Un attacco violento, personale, ingiusto e dai toni razzisti, il marchio di fabbrica di Boogie Man, il quale con «porte girevoli» si era ripromesso di manipolare le coscienze degli americani fino a convincere gli elettori che Willie Horton fosse il candidato vicepresidente di Dukakis. Bush viene eletto trionfalmente, ma ad Atwater viene diagnosticato un tumore al cervello. Aveva 39 anni, morirà a 40, nel 1991. Intorno alle lettere di scuse che negli ultimi mesi di vita Atwater ha realmente scritto alle sue vittime, compreso Dukakis, Nel territorio del diavolo ricostruisce un immaginario percorso di redenzione dell’orco cattivo, fino a spingersi a suggerire una latente omosessualità di Atwater che comunque non si manifesta mai oltre il rapporto di grande fiducia con il protagonista.
Monda racconta Boogie Man senza moralismi, lasciando parlare le sue efferatezze, quasi ammaliato dalla freddezza e dal cinismo, una condizione necessaria per conferire solennità e gloria aggiuntive alla presunta conversione finale di Atwater. Un delicato happy ending cristiano in cui l’anima si salva e i peccati si espiano, malgrado i colleghi di Atwater, come Mary Matalin, poi consigliera di Dick Cheney, sostengano che la Bibbia che il prete gli aveva portato sul letto di morte in realtà sia rimasta impacchettata e che la conversione sia stata l’ultima, magnifica, impostura orchestrata da Boogie Man.
Monda mostra invece compassione per il suo Atwater anche per dissociarsi da quel senso di superiorità antropologica che una certa parte del mondo intellettuale e progressista è solita esprimere nei confronti di chi la pensa in modo diverso o non frequenta i circoli giusti.

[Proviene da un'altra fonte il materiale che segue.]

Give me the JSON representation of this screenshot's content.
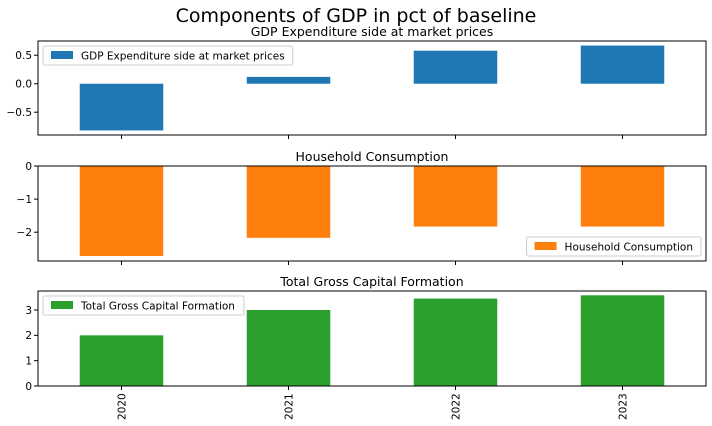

Non è una piega populista, questa dello scrittore, al contrario è una dichiarazione d’amore nei confronti della politica tradizionale, anche se fatta di «sangue e merda» come diceva Rino Formica. Monda lo dimostra dedicando il romanzo a un ministro della Prima Repubblica, a suo zio Riccardo Misasi. In tempi di antipolitica, è una dedica non banale e coraggiosa.